Me: Available data indicate that most people are heel-strikers. Is it your belief that the presence of extensive heel cushion (i.e., a heel wedge/lift) essentially forces a heel strike in most people?
Ian’s response to this question was as follows:
“More accurately the data shows people running in traditional shoes are forced to engage the ground with the heel of the shoe. Remove the heel and you remove the heel strike. Professor Daniel E. Lieberman from the Department of Human Evolutionary Biology at Harvard University has been studying running gait in humans and concluded that no one heel strikes naturally. He looked at (among other groups), people who have never worn shoes. Dr. Lieberman’s study should be appear shortly in a major scientific publication.“
Needless to say, I’m looking forward to seeing Dr. Lieberman’s forthcoming paper (I’ve previously written an extensive post about some of Lieberman’s earlier work), but in the interim I thought I’d contribute a little personal insight into Ian’s answer to this question. My interest in footstrike stems from a study I am conducting with my students looking at footstrike patterns in runners recorded during the recent Manchester City Marathon in Manchester, NH. Regardless of what we find, we will be unable to tease apart the question of whether the footstrikes we observed are the “natural” gait of each runner or simply patterns that are induced by the shoes that they have on their feet. To do this would require that we film each runner in shoes, and then barefoot under identical conditions. While this is doable in a controlled laboratory situation, it is impossible to do this in a “real-world” racing situation (marathoners would probably not appreciate a request to take their shoes of at mile 20, or then again, maybe they would?).

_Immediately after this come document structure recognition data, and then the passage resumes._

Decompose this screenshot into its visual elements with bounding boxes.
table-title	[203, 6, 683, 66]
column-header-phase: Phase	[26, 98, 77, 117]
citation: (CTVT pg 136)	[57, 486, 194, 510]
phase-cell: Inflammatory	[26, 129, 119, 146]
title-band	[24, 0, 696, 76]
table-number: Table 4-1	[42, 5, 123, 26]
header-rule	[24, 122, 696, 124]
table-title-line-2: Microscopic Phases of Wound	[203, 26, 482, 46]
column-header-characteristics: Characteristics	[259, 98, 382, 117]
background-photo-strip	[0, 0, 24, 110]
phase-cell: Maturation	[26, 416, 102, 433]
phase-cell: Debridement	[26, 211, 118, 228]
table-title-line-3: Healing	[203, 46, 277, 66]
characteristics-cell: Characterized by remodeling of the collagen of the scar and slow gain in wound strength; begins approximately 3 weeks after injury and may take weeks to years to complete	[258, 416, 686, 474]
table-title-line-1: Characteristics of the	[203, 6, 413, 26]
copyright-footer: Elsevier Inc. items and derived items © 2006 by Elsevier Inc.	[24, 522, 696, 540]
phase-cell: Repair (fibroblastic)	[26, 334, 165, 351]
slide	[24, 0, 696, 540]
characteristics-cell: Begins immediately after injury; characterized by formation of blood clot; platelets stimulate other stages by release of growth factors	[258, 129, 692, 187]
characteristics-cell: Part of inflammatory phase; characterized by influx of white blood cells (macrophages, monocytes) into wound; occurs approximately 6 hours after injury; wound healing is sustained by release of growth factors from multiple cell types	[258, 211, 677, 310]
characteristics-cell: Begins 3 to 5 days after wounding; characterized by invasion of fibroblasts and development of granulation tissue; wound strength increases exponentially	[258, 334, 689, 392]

Given this difficulty, I, along with one of my students, decided this afternoon to address this question in the simplest way possible – by looking at ourselves. Although the sample size is very small, simple studies like this are great for hypothesis development, and hopefully this will serve as a springboard for more complex studies with larger samples in the future (he’s contemplating doing a senior research project with me next year).
A quick word about Ryan, who is the student that I’m working with. Like me, Ryan was an early reader of the book “Born to Run” by Christopher McDougall. Also like me, Born to Run heavily influenced Ryan’s thinking about footwear and its relation to running. Ryan is a Junior runner on the cross-country team at our college, and since early this year he has been running almost exclusively in Vibram Fivefingers, homemade huarache sandals, or barefoot. He has accumulaed approximately 1500 miles in Vibrams (and if I’m not mistaken, all of those miles have been on only a single pair), and he has been known to run barefoot in temperatures down in the 30’s. He’s worn his Vibrams so much that the cinching strap has worn off, and in its place he used a long strip of leather. Needless to say, although I have also put in some miles in Vibrams, Ryan is a far more dedicated minimalist runner than I. Currently, he is a captain of our track club, and is averaging running about 50 miles per week.
Filming conditions were similar to those in my previous post on treadmill running in various shoe types (in fact, videos of me below were pulled from that post). For each of us, videos show our footstrike in stability shoes (Brooks Adrenaline for me, Asics 2130’s for Ryan), Vibram Fivefingers KSO’s, and barefoot. All were recorded while running steadily at 7mph.
In me, what you can see is a progression from a clear heel-strike in the stability shoes with a big heel cushion to a more midfoot strike in Vibrams and in the unshod (barefoot) condition.
And now for Ryan:
Ryan’s shift in footstrike between the Asics stability shoes and the Vibram/barefoot conditions is truly a thing to behold. He goes from being a harder heel striker than me in the Asics, to being a clear forefoot striker in the Vibram Fivefingers and when barefoot. This is all the more compelling given that he hadn’t run in the Asics for quite some time (he’s pretty much as exclusive a minimalist runner as you’ll find at this point), and simply putting them on resulted in a reversion back to the heel-striking condition. We were both pretty amazed this afternoon when we first watched the videos, and he even reported that his shins were tight after running just over a mile in the Asics. Seems his body may have re-adapted to the unshod condition, and the shod condition was now putting him under greater stress. I’ll re-emphaisize that we are still only a sample of two, but the pattern here is clear enough to me that it warrants additional investigation.
So, for at least me and Ryan, wearing shoes with a big, cushioned heel converts us into heel-strikers, and when that heel is removed,we convert into a midfoot striker (me) and a forefoot striker (Ryan). If humans evolved to run without shoes, then the lack of a heel cushion would seem to be the more natural condition, and it makes one wonder why the heel cushion is such a necessity. I still don’t believe that there are data that conclusively show that one type of footstrike is neessarily better than another from a performance or injury-prevention standpoint, but I firmly believe that our footwear choices heavily influence the type of footstrike that we adopt. I see it in myself, and I see it in my student. I also see it in children – my son is a midfoot striker when barefoot, now I just need to get him on a treadmill in his mini Asics 2130’s (yes, he does have them!), and hope that they come out with Vibram Fivefingers in childrens sizes!